Her signature style is defined by an emphasis upon line, grids, and fields of extremely subtle color. While minimalist in form, these paintings were quite different in spirit from those of her other minimalist counterparts, retaining small flaws and unmistakable traces of the artist's hand; she shied away from intellectualism, favoring the personal and spiritual. Her paintings, statements, and influential writings often reflect an interest in Eastern philosophy, especially Taoist. Because of her work's added spiritual dimension, which became more and more dominant after 1967, she preferred to be classified as an abstract expressionist. She consciously distanced herself from the social life and social events that brought other artists into the public eye. When she died at age 92, she was said to have not read a newspaper for the last 50 years. The book dedicated to the exhibition of her work in New York at The Drawing Center in 2005—3 X Abstraction (Yale University Press)— analyzes the spiritual dimension in Martin's work.
Martin worked only in black, white, and brown before moving to New Mexico. During this time, she introduced light pastel washes to her grids, colors that shimmered in the changing light.
Composer John Zorn's Redbird (1995) was inspired by and dedicated to Martin.
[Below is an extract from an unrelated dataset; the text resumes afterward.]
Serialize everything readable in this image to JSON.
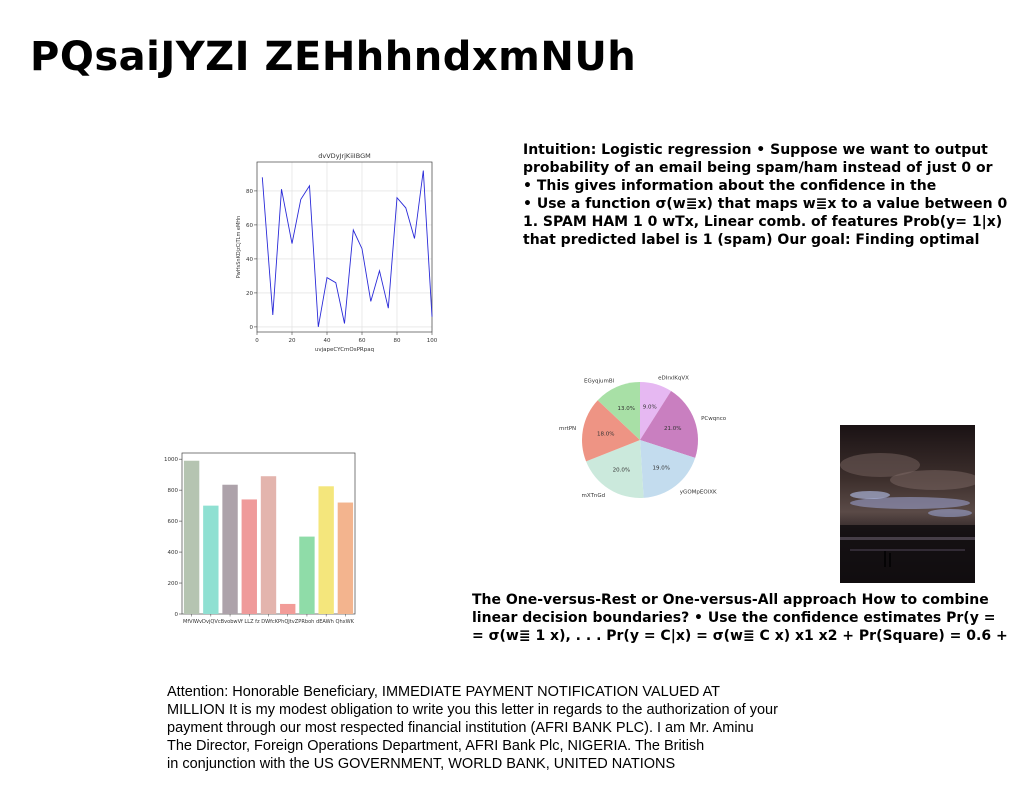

Sister Wendy Beckett, in her book American Masterpieces, said about Martin: "Agnes Martin often speaks of joy; she sees it as the desired condition of all life. Who would disagree with her?... No-one who has seriously spent time before an Agnes Martin, letting its peace communicate itself, receiving its inexplicable and ineffable happiness, has ever been disappointed. The work awes, not just with its delicacy, but with its vigor, and this power and visual interest is something that has to be experienced."